According to a new study led by Bret R. Rutherford of Columbia University’s College of Physicians and Surgeons at the New York State Psychiatric Institute, people who have higher expectations of a positive outcome will have a higher chance of experiencing one. Rutherford and his team have been studying the effects of placebo versus antidepressant treatment for major depression (MDD). Their research led them to question if the response to treatment was affected by a participant’s knowledge of whether they would be receiving an antidepressant or placebo.
In many studies, participants are not made aware of the placebo condition, while in other studies they are. But until know, the knowledge of which condition a participant is part of, and the expectations that come with that knowledge, have not been assessed in relation to outcome.
Rutherford enlisted adult participants from the New York State Psychiatric Institute for the study. All of the participants were receiving outpatient treatment for MDD and were assigned to either a placebo-controlled condition (PC) or comparator antidepressant (COMP) condition for an 8 week period. The participants in the PC condition knew that they would be taking either an antidepressant or placebo, but did know which they received. The COMP participants were guaranteed that they would receive an antidepressant. Rutherford measured depressive symptoms and expectancy of outcome prior to the study onset and then assessed depressive symptoms at the conclusion of the study.
He found that the participants in the COMP condition had higher expectations of positive outcomes compared to the participants in the PC group. He also discovered that the higher the expectation of improvement, the lower the depressive symptoms at the end of the study period. However, there were no overall differences in treatment response between COMP and PC participants.

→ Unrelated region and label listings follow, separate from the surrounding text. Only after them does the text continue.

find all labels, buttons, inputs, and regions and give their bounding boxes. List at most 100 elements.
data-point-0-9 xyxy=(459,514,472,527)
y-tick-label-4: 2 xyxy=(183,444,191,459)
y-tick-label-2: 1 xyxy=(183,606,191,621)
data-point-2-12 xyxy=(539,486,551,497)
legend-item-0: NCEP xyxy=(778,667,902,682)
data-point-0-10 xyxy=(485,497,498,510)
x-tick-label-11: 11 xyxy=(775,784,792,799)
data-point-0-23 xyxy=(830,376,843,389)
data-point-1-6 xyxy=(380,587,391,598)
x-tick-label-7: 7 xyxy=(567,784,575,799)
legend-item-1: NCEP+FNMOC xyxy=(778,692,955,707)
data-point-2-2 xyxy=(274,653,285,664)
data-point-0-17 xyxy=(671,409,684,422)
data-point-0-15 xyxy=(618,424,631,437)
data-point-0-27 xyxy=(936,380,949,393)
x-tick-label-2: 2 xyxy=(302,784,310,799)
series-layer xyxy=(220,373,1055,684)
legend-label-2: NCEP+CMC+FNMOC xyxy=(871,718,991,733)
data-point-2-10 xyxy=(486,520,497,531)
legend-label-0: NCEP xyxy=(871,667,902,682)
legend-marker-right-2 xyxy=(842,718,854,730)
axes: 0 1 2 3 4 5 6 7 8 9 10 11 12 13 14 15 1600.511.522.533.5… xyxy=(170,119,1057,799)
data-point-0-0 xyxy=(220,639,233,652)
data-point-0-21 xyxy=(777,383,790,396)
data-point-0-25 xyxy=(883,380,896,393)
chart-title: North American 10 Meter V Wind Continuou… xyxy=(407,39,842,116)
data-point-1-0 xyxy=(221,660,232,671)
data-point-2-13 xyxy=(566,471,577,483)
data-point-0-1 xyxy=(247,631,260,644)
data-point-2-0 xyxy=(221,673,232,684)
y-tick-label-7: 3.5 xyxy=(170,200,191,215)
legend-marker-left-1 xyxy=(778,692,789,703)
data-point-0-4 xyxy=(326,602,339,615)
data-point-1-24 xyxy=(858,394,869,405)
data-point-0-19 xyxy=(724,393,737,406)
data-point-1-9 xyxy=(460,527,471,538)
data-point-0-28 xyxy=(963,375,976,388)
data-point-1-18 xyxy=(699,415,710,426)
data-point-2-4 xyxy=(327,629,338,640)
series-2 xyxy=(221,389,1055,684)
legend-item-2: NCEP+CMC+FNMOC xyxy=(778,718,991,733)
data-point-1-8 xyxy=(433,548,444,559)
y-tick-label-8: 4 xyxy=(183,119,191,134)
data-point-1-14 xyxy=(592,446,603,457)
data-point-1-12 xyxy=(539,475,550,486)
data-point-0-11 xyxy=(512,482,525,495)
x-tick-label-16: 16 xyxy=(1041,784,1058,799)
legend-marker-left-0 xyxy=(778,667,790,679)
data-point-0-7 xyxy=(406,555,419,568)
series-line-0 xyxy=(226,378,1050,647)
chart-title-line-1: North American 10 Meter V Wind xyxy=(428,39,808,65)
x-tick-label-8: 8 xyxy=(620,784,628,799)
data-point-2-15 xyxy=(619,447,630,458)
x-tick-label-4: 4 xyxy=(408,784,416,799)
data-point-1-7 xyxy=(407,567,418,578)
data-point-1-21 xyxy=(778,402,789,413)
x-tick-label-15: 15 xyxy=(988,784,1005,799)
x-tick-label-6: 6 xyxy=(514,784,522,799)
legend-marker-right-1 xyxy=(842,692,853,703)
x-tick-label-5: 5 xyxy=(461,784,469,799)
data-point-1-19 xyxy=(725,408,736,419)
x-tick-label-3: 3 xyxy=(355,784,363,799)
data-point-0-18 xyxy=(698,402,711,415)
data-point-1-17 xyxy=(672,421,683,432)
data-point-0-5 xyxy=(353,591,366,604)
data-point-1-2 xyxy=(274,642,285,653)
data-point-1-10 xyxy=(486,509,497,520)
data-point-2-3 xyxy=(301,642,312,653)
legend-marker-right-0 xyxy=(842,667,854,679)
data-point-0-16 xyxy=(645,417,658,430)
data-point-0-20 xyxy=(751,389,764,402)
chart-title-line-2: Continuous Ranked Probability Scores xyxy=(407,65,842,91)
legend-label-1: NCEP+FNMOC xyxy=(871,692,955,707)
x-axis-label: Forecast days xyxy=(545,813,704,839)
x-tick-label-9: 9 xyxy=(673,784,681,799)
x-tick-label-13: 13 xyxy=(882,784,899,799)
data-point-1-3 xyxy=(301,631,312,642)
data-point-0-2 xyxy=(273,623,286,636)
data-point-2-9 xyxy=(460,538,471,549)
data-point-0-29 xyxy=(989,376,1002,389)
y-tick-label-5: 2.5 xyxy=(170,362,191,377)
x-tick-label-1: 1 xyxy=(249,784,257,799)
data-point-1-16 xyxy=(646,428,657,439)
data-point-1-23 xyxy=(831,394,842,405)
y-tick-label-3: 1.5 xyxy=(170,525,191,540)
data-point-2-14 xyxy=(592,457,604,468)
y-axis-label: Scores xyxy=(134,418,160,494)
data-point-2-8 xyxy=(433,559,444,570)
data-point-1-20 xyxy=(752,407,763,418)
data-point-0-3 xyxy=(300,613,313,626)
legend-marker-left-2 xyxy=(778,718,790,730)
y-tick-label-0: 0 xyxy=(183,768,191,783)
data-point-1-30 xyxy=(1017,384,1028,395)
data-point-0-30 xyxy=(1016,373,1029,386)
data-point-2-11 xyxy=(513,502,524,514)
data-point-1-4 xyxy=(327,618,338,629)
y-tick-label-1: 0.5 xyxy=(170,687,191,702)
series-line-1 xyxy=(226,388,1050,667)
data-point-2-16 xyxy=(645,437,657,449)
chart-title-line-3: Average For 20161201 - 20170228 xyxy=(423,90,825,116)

In conclusion, these finding demonstrate that manipulating the conditions of a study ever so slightly can have a significant impact on outcome. Rutherford added, “If larger, follow-up studies confirm that higher patient expectancy leads to improved antidepressant response, optimizing patient expectancy may represent a potential avenue of improving antidepressant treatment.”
Rutherford, B. R., et al. (2013). A randomized, prospective pilot study of patient expectancy and antidepressant outcome. Psychological Medicine 43.5 (2013): 975-82. ProQuest. Web.
© Copyright 2013 GoodTherapy.org. All rights reserved.
The preceding article was solely written by the author named above. Any views and opinions expressed are not necessarily shared by GoodTherapy.org. Questions or concerns about the preceding article can be directed to the author or posted as a comment below.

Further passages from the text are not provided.